2. referring to any particularly attractive man or woman.

[US]D. Burley Orig. Hbk of Harlem Jive 65: They must’ve seen I’m fine as vines producing green wines.
[US]L. Durst Jives of Dr. Hepcat (1989) 3: And everytime your heart beat the lush little numbers are fine as wine in the summertime and everybody is threaded down just like P on Poly pop, both ends and in the middle.
[US](con. 1940s) H. Simmons Man Walking On Eggshells 157: Jetan was a knockout [...] Jetan had got as fine as wine and ripe for plucking.
[US]E. Torres After Hours 86: This blond chick, fine as wine.
[US]E. Folb Runnin’ Down Some Lines 138: He was as fine as wine.
[US](con. 1975–6) E. Little Steel Toes 75: That girl is naturally fine as wine.

SE in slang uses

In phrases

fine as frog hair (adj.) [pun on SE fine, thin/fine, well]

1. (US) feeling very well or very cheerful.

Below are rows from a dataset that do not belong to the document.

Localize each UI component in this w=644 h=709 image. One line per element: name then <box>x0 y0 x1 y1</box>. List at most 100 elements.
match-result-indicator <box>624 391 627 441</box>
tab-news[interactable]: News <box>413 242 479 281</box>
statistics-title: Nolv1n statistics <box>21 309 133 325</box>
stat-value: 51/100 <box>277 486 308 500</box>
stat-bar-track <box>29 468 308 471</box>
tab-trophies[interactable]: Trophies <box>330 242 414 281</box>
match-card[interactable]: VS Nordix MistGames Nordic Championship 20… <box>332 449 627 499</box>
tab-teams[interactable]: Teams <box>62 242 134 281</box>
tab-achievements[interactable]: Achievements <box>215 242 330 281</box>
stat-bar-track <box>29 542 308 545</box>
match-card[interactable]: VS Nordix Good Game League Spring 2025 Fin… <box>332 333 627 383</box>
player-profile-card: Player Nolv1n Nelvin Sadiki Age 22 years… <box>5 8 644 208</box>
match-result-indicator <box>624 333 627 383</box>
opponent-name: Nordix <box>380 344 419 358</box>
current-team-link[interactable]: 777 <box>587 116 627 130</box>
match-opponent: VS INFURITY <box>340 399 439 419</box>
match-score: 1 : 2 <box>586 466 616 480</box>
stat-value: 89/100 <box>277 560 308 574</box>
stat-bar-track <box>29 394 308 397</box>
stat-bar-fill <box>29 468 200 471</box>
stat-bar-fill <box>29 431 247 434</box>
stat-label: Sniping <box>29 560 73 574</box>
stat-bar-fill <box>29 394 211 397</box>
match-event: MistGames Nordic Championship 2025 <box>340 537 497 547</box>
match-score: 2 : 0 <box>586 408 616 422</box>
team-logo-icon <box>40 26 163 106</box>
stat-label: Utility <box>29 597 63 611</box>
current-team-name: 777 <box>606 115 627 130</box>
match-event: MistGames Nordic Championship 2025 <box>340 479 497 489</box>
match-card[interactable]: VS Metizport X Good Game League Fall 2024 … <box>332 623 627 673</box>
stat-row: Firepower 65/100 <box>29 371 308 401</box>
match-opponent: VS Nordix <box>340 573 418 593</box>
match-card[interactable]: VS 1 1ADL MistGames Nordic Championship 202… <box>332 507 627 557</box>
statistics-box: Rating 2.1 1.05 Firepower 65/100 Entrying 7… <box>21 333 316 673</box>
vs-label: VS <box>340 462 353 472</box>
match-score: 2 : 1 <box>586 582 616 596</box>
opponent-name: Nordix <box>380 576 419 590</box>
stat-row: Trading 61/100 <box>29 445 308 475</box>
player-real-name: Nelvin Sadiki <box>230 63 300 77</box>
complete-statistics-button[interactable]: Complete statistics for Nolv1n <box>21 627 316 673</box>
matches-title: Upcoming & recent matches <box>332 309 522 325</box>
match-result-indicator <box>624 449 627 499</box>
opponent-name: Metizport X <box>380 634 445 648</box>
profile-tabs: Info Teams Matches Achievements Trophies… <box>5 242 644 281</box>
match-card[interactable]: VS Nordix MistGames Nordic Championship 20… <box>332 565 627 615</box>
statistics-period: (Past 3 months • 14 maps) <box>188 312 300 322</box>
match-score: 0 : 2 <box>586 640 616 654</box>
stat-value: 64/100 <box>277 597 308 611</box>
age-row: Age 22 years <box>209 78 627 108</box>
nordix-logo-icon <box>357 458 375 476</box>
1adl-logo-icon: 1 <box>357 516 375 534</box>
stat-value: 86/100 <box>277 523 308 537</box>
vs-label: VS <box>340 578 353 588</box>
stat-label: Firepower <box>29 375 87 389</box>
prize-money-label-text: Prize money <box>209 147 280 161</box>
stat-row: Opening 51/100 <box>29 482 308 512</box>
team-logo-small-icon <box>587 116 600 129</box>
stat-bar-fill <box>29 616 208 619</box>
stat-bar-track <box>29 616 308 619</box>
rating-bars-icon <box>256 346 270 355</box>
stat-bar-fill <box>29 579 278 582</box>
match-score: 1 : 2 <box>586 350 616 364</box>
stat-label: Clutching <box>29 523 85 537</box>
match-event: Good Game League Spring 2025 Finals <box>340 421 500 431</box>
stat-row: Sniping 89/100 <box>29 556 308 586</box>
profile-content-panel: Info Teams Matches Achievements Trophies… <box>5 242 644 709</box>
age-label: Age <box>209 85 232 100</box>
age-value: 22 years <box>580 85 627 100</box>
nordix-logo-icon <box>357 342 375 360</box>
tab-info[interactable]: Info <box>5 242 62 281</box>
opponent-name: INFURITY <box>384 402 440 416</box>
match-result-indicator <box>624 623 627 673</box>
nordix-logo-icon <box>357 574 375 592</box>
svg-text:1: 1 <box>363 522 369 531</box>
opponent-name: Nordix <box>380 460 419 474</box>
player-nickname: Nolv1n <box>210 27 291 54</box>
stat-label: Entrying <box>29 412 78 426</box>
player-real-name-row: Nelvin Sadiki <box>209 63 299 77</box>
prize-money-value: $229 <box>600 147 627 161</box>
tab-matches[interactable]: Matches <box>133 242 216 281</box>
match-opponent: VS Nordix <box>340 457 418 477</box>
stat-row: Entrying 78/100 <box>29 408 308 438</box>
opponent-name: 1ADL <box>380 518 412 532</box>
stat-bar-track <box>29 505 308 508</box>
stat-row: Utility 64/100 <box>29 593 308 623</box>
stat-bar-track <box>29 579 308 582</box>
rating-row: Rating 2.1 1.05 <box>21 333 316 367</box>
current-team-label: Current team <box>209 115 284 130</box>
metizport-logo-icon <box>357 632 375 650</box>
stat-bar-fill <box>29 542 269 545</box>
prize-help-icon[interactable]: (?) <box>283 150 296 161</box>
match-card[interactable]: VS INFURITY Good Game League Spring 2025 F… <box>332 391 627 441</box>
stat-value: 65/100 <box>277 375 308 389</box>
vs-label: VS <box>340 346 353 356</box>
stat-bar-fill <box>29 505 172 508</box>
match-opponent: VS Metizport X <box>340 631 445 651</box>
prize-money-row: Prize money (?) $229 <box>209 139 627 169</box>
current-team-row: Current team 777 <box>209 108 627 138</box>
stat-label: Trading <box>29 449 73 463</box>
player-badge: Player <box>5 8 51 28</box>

[US]J.W. Carr ‘Words from Northwest Arkansas’ in DN III:i 79: fine as frog hair, adj. Extremely fine.
[US]W.R. Burnett Dark Hazard (1934) 143: He’s as fine as frog’s hair and his schooling’s been good. He’s only got one dog to beat.
[US]Randolph & Wilson Down in the Holler 179: I heard the following: [...] fine as frog hair.

2. (US) of a person, very attractive; of a place, first-class.

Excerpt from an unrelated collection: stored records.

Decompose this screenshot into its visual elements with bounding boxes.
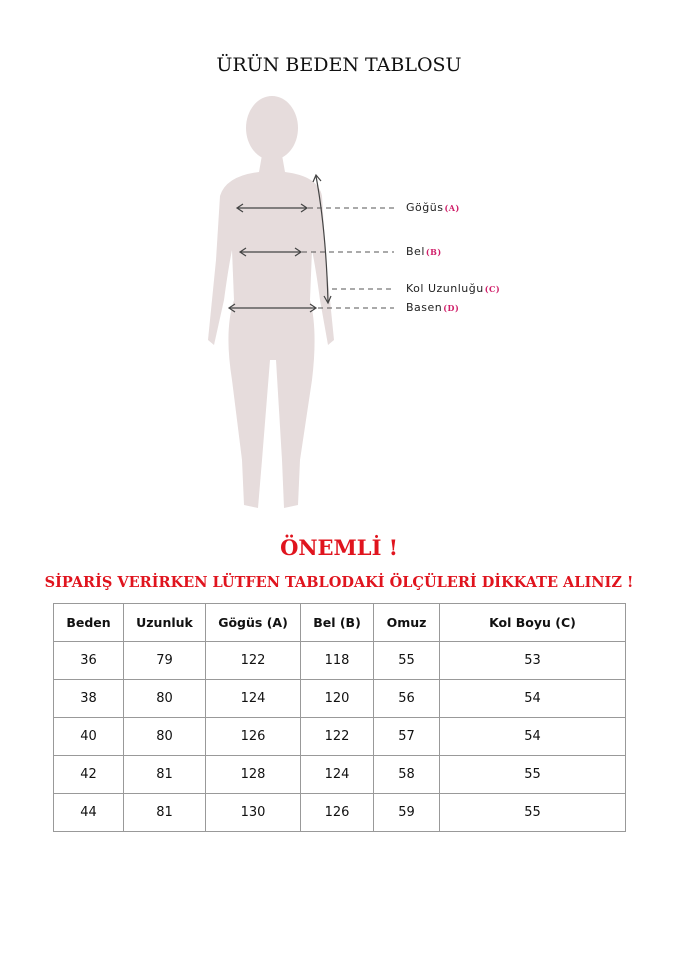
body-measurement-diagram [208,96,394,508]
table-cell: 38 [53,679,124,718]
table-cell: 40 [53,717,124,756]
female-silhouette [208,96,334,508]
label-waist: Bel(B) [406,245,442,258]
table-cell: 36 [53,641,124,680]
table-cell: 124 [300,755,374,794]
table-row: 44 81 130 126 59 55 [53,793,626,832]
table-cell: 124 [205,679,301,718]
table-cell: 55 [439,793,626,832]
table-row: 42 81 128 124 58 55 [53,755,626,794]
table-cell: 53 [439,641,626,680]
table-cell: 44 [53,793,124,832]
table-cell: 122 [300,717,374,756]
column-header: Bel (B) [300,603,374,642]
table-cell: 55 [373,641,440,680]
column-header: Omuz [373,603,440,642]
table-cell: 57 [373,717,440,756]
table-cell: 120 [300,679,374,718]
table-cell: 122 [205,641,301,680]
table-cell: 118 [300,641,374,680]
table-cell: 128 [205,755,301,794]
warning-text: SİPARİŞ VERİRKEN LÜTFEN TABLODAKİ ÖLÇÜLE… [44,574,634,591]
table-cell: 130 [205,793,301,832]
table-row: 38 80 124 120 56 54 [53,679,626,718]
table-cell: 58 [373,755,440,794]
table-cell: 54 [439,717,626,756]
table-row: 40 80 126 122 57 54 [53,717,626,756]
size-table: Beden Uzunluk Gögüs (A) Bel (B) Omuz Kol Boyu… [53,603,626,832]
label-sleeve-length: Kol Uzunluğu(C) [406,282,501,295]
table-row: 36 79 122 118 55 53 [53,641,626,680]
label-chest: Göğüs(A) [406,201,460,214]
page-title: ÜRÜN BEDEN TABLOSU [216,54,462,76]
column-header: Uzunluk [123,603,206,642]
table-cell: 81 [123,793,206,832]
table-cell: 79 [123,641,206,680]
column-header: Gögüs (A) [205,603,301,642]
table-cell: 126 [300,793,374,832]
column-header: Beden [53,603,124,642]
table-cell: 80 [123,717,206,756]
important-heading: ÖNEMLİ ! [280,535,398,560]
column-header: Kol Boyu (C) [439,603,626,642]
table-cell: 54 [439,679,626,718]
table-cell: 55 [439,755,626,794]
table-cell: 42 [53,755,124,794]
table-cell: 81 [123,755,206,794]
table-cell: 126 [205,717,301,756]
table-header-row: Beden Uzunluk Gögüs (A) Bel (B) Omuz Kol Boyu… [53,603,626,642]
table-cell: 56 [373,679,440,718]
label-hip: Basen(D) [406,301,460,314]
table-cell: 80 [123,679,206,718]
table-cell: 59 [373,793,440,832]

[US]E. Little Another Day in Paradise 145: The room we’re in is finer than frog hairs.
Online Sl. Dict. [Internet] finer than frog hair adj 1. extremely attractive. (‘That girl is finer than frog hair.’).
it’s all very fine, Mr Fergusson, but you don’t lodge here [ref. to Capt. Fergusson, friend of the scapegrace 3rd Marquess of Waterford]

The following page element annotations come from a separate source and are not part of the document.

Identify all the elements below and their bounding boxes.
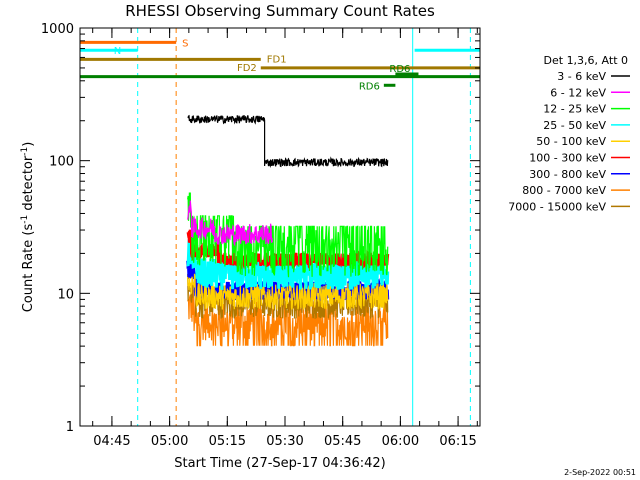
series-line-0 (187, 114, 389, 168)
state-bar-label-4: FD2 (237, 63, 257, 74)
legend-label-6: 300 - 800 keV (529, 168, 606, 181)
legend-label-5: 100 - 300 keV (529, 152, 606, 165)
series-line-4 (187, 273, 389, 310)
plot-frame (79, 27, 481, 427)
state-bar-label-7: RD6 (389, 64, 410, 75)
chart-title: RHESSI Observing Summary Count Rates (125, 2, 435, 20)
x-tick-label-0: 04:45 (93, 434, 130, 449)
state-bar-label-6: RD6 (359, 81, 380, 92)
x-tick-label-6: 06:15 (439, 434, 476, 449)
legend-label-0: 3 - 6 keV (557, 70, 606, 83)
x-tick-label-5: 06:00 (382, 434, 419, 449)
legend-title: Det 1,3,6, Att 0 (544, 54, 628, 67)
plot-area: S N FD1 FD2 RD6 RD6 (80, 28, 480, 426)
legend-label-2: 12 - 25 keV (543, 103, 606, 116)
y-axis-label-main: Count Rate (s (21, 224, 36, 313)
y-axis-label-sup2: -1 (20, 147, 30, 156)
legend-label-1: 6 - 12 keV (550, 86, 606, 99)
legend: Det 1,3,6, Att 0 3 - 6 keV 6 - 12 keV 12 -… (508, 54, 630, 213)
y-axis-label-mid: detector (21, 155, 36, 215)
y-axis-label-sup1: -1 (20, 215, 30, 224)
y-tick-label-0: 1 (66, 420, 74, 435)
y-tick-label-2: 100 (49, 155, 74, 170)
y-axis-label: Count Rate (s-1 detector-1) (20, 142, 36, 313)
state-bar-label-0: S (182, 38, 188, 49)
series-line-2 (187, 192, 389, 278)
legend-label-4: 50 - 100 keV (536, 135, 606, 148)
x-tick-label-3: 05:30 (266, 434, 303, 449)
x-tick-label-2: 05:15 (209, 434, 246, 449)
legend-label-7: 800 - 7000 keV (522, 184, 606, 197)
y-tick-label-3: 1000 (41, 22, 74, 37)
x-axis-label: Start Time (27-Sep-17 04:36:42) (174, 456, 385, 471)
y-axis-label-end: ) (21, 142, 36, 147)
legend-label-8: 7000 - 15000 keV (508, 200, 606, 213)
series-line-1 (187, 200, 273, 247)
state-bar-label-1: N (114, 46, 121, 57)
x-tick-label-4: 05:45 (324, 434, 361, 449)
footer-timestamp: 2-Sep-2022 00:51 (564, 468, 636, 477)
y-tick-label-1: 10 (57, 287, 74, 302)
legend-label-3: 25 - 50 keV (543, 119, 606, 132)
x-tick-label-1: 05:00 (151, 434, 188, 449)
state-bar-label-3: FD1 (267, 54, 287, 65)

a nonsensical catchphrase of the 1830s.

(con. 1830s) H. Vizetelly Glances Back 103: No end of unmeaning slang phrases [...] were in circulation liming the multitude and the ‘faster’ section of society. One’s ears were incessantly assailed with such cries as ‘What a shocking bad hat!’ ‘There he goes with his eye out!’ ‘How are you off for soap?’ ‘Flare up! and join the union,’ ‘Does your mother know you’re out?’ or ‘It’s all very fine, Mr. Fergusson, but you don’t lodge here.’.